Шадрин сидел и любовался «чистой» работой старшего следователя. То, над чем он бился больше часа, Бардюков сделал за семь-восемь минут. Любовался, а сам думал: «Где, где же та методика и тактика расследования, которую преподают в университетах? Гуманность, особый подход, разъяснительная работа, увещевание — все это сюсюканье кафедральных генералов от юридической науки… А здесь, в жизни, на практике все по-иному. Здесь своя, наступательная тактика…»
— Хорошо, — снисходительно произнес Бардюков. — Обещаю вам не посылать эти фотографии в «Окна сатиры». Но это только в том случае, если вы сказали правду. — Он пододвинул Филипповой протокол допроса. — Распишитесь вот здесь и здесь. И вы свободны.
Крупная слеза, блеснув на слипшихся ресницах Филипповой, сорвалась и упала на текст протокола. Бардюков быстро промокнул ее пресс-папье и повернулся к Шадрину.
— Прошу следующую. Вы, гражданка Филиппова, свободны.

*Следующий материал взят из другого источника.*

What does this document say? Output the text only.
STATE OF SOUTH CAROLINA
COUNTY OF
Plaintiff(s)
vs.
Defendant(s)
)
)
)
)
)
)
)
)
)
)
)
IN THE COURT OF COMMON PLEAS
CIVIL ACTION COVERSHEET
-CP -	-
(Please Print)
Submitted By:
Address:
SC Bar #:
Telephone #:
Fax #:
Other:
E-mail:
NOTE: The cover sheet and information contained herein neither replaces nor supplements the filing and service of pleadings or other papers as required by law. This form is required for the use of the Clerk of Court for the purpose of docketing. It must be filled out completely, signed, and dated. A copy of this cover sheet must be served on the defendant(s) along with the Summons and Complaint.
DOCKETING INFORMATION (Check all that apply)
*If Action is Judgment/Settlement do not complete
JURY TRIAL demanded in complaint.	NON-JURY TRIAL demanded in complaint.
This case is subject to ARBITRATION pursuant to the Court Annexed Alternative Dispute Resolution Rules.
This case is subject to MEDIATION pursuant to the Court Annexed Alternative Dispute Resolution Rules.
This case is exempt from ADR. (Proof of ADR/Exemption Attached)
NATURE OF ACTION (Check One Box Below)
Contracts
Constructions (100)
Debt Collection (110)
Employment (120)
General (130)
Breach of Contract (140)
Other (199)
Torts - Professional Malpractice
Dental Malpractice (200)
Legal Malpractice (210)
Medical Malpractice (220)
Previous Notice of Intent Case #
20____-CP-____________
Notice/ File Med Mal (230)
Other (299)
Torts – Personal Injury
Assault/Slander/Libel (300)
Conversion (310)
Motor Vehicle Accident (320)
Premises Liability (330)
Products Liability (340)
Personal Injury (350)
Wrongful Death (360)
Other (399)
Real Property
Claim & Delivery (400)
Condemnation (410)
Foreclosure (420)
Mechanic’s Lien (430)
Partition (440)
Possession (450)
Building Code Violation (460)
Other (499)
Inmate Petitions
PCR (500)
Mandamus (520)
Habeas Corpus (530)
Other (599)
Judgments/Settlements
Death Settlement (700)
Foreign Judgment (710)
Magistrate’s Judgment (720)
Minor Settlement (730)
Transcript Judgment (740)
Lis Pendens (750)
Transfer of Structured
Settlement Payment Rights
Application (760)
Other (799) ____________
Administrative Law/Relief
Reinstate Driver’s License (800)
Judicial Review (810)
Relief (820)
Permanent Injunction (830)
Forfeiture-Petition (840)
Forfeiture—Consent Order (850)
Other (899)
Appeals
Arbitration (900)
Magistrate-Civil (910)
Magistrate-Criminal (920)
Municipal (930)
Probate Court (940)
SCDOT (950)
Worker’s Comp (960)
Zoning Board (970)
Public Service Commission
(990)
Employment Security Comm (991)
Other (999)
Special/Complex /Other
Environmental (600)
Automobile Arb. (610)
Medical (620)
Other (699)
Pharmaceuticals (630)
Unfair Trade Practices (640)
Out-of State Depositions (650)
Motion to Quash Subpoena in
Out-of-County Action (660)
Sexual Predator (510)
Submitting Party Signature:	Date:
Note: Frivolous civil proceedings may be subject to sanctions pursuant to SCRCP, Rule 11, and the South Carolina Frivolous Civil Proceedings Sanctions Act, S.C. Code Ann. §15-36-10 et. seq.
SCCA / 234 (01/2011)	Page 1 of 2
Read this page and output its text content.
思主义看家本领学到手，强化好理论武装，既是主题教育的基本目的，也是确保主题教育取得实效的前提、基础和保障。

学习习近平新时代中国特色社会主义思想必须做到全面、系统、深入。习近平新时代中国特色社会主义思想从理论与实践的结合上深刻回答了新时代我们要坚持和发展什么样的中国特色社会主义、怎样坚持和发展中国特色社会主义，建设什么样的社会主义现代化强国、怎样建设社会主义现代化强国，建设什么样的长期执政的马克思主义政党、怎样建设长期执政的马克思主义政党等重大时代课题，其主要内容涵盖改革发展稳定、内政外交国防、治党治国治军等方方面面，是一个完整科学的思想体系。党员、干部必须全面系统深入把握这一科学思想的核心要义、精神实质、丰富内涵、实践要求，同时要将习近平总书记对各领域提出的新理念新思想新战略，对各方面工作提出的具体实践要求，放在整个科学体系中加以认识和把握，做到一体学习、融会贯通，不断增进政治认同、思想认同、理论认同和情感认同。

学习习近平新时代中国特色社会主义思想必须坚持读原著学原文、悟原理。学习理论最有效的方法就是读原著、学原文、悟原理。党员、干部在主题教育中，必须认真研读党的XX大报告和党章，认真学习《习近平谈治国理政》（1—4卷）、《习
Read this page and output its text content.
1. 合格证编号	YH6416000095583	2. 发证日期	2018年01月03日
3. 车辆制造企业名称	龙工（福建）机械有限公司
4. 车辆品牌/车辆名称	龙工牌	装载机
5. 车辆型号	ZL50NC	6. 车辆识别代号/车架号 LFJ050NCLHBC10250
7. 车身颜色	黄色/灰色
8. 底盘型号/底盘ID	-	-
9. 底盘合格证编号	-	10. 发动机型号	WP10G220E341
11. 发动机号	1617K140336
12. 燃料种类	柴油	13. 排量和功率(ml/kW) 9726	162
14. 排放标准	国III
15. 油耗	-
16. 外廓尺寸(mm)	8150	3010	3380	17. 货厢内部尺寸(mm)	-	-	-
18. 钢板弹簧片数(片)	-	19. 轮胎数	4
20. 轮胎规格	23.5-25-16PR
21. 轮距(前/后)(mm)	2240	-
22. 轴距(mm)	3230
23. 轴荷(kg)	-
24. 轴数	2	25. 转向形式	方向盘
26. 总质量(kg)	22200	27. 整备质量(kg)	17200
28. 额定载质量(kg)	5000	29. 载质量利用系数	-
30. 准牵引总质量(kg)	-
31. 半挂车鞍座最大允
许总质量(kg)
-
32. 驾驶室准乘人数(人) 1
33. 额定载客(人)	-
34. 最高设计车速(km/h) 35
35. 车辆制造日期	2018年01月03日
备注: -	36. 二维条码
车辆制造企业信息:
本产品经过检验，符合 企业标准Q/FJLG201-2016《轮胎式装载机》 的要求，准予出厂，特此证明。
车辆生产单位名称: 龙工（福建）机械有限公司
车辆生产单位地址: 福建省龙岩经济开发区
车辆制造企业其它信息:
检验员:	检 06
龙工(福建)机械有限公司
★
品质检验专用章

Допрос двух других женщин прошел еще интенсивнее и с наибольшим напором. Бардюков был во власти какой-то неукротимой инерции. Шадрин ждал, что он, как по шаблону, полезет в стол за фотоаппаратом и будет снова повторять угрозы о том, что сообщит родным, на работу, поместит снимки в публичной витрине. Но ничего подобно не случилось. Толстой буфетчице из заводского клуба, которая освободилась от ребенка на пятом месяце беременности, он прямо безо всяких обиняков заявил, что на ее месте весьма и весьма невыгодно говорить органам следствия неправду. Критичность положения допрашиваемой, как это понял Шадрин, состояла в том, что у нее уже месяц, как кончился срок временной прописки в Москве, на что Шадрин совершенно не обратил внимание, когда проверял ее паспорт.
— Вы знаете, что вас могут за двадцать четыре часа выселить из Москвы? — тихо и вкрадчиво спросил Бардюков. Он даже пригнулся, когда задавал этот вопрос.